Jonathan Freeman-Attwood welcomes Masaaki Suzuki’s return to the organ bench in a deftly balanced programme of Bach
 

Of all the current doyens of modern Bach performance, Masaaki Suzuki knows no limits to his explorations. This is a dazzling recital (from a musician better known as a director-harpsichordist) discerningly assembled and held aloft by three great pillars: the ubiquitous Toccata and Fugue in D minor, BWV565; the Pièce d’orgue, BWV572, with Bach whisking the French 17th century from under its own nose; and, to conclude, the great Prelude and Fugue in E minor, BWV548 (the Wedge). If one’s reflexive default at the prospect of an organ recording – even an exquisitely curated Bach one – is one of dispassionate or nonchalant resistance, this recording is as likely to turn ears as any made.

 

Along the way, in a deftly balanced presentation of strikingly contrasting essays, Suzuki offers beautifully turned, reflective and buoyant readings of sui generis ‘concert’ works. The Pastorale, with its exquisite musette-like opening, whose subsequent C major movement trips along in a manner organists seem universally reluctant to pursue, is simply a pearl. Each of the four movements is sweetly devotional in nature, skilfully preparing the way for the highly distilled and contemplative variations on the chorale ‘O Gott, du frommer Gott’. The seasoned reflective qualities of Suzuki, heard to such memorable effect in his complete cantatas series, are reawakened in the stunningly voiced combinations of sounds from the Schnitger/Hinz in the Martinikerk in Groningen – one of Holland’s finest Baroque organs, restored to its former glory by Jürgen Ahrend during the 1970s and ’80s.

 

Unusual here, also, is how an emphatically non-organ-playing reviewer can effortlessly alight on the kinds of malleable Bachian conceits enjoyed habitually in the composer’s concertos, keyboard suites and vocal works. Great instrument aside, this is largely down to the judicious alchemy of Suzuki’s perception of how architecture and local colour can collide to mesmerising effect. The Fugue from the above-mentioned D minor is a case in point: the glistening parallel motion over the pedal at 3'20", often a bloated gesture, enticingly holds back to set up the rich-textured gravitas that follows. Inexorable momentum here is born of fervent authority, a virtuosity of combined effects without gratuitous excess.

 

The Canonic Variations on ‘Vom Himmel hoch’, written late in Bach’s life as a condition of membership of Lorenz Mitzler’s Corresponding Society of the Musical Sciences (hence the work’s proliferation of contrapuntal wizardry), can often leave the listener cold.
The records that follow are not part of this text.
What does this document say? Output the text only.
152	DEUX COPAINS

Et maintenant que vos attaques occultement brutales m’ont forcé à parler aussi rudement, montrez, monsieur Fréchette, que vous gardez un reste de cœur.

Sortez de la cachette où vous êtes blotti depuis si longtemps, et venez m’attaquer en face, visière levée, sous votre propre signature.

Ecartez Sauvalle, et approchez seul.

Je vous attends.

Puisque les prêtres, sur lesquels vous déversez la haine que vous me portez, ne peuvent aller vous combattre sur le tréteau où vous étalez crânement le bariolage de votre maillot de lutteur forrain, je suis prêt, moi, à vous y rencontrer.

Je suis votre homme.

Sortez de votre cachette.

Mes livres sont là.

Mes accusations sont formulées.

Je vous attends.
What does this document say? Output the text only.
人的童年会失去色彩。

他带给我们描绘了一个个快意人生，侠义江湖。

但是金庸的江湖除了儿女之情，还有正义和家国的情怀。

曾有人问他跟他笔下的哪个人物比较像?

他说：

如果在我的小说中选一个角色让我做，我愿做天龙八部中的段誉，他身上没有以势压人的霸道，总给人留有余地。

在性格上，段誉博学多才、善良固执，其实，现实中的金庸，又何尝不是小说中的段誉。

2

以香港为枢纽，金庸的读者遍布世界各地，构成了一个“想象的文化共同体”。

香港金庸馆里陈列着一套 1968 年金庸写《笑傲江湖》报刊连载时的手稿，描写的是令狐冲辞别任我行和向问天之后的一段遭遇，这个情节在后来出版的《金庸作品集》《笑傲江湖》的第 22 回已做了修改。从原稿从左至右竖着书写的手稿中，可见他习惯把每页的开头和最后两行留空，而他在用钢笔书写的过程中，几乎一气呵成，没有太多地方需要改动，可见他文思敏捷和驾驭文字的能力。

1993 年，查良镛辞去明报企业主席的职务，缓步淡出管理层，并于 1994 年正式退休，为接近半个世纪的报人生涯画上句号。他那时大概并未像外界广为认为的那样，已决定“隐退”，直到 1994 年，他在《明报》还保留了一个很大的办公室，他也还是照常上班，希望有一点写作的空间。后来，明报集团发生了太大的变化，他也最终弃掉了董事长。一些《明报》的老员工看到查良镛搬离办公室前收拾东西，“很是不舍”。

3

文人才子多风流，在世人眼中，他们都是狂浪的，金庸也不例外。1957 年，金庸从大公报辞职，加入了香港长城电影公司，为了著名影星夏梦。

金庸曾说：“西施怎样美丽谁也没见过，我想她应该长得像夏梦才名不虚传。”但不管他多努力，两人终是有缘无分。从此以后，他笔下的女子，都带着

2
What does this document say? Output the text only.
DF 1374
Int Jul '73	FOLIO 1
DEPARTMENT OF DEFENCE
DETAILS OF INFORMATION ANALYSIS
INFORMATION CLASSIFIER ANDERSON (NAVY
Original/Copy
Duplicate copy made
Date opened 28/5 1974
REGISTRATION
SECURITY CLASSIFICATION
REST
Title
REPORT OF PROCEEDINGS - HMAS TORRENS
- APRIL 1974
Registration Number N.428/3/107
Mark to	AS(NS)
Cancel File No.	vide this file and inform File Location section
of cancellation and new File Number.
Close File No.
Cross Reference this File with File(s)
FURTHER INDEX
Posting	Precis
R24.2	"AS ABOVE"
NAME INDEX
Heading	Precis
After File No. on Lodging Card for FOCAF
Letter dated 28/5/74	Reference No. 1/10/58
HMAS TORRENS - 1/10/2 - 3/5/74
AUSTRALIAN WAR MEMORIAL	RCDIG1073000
Perhaps not surprisingly, Stravinsky was beguiled by the possibility of its intertwining lines in his inventive homage of 1956, with its suprapolyphonic interpolations. Suzuki’s performance will persuade you that Bach’s unsurpassed technique never obfuscates the essence of the chorale; its Christmas provenance is fragrantly atmospheric. The close, with its ingeniously compressed lines and the composer’s outrageous sign-off, literally spelling his name (B is B flat and H is B natural), is celebrated in some style by Suzuki.

 

But it’s the gripping drama and involvement in the large-scale works that remind one of Karl Richter in his most durable organ-playing legacy on Archiv from the 1960s (funnily enough, until recently, only available in Japan). Richter’s captivating direction and intensity, complete with an almost hypnotic abandon, is a touch more measured in Suzuki’s hands but no less effectively communicated.

 

The E minor Prelude and Fugue is the greatest tour de force here, and arguably Bach’s most ambitious single creation on the organ. Truly symphonic in grandeur, the work is harnessed impressively by this exceptionally experienced Bachian. Granite-like blocks of intensely chiselled harmonic progressions starting at 2'38" and building to the last at 5'48" are studiously laid down, as if for posterity, and yet there’s an underlying immediacy and restlessness in Suzuki’s rhetoric which leads to thrillingly choppy waters in the Fugue. Only Samuil Feinberg’s arrangement on the piano has lifted this piece completely out of its safe organ-istic sphere – but I think it now has a partner in grandeur, flair and emotional risk. And it’s on the organ.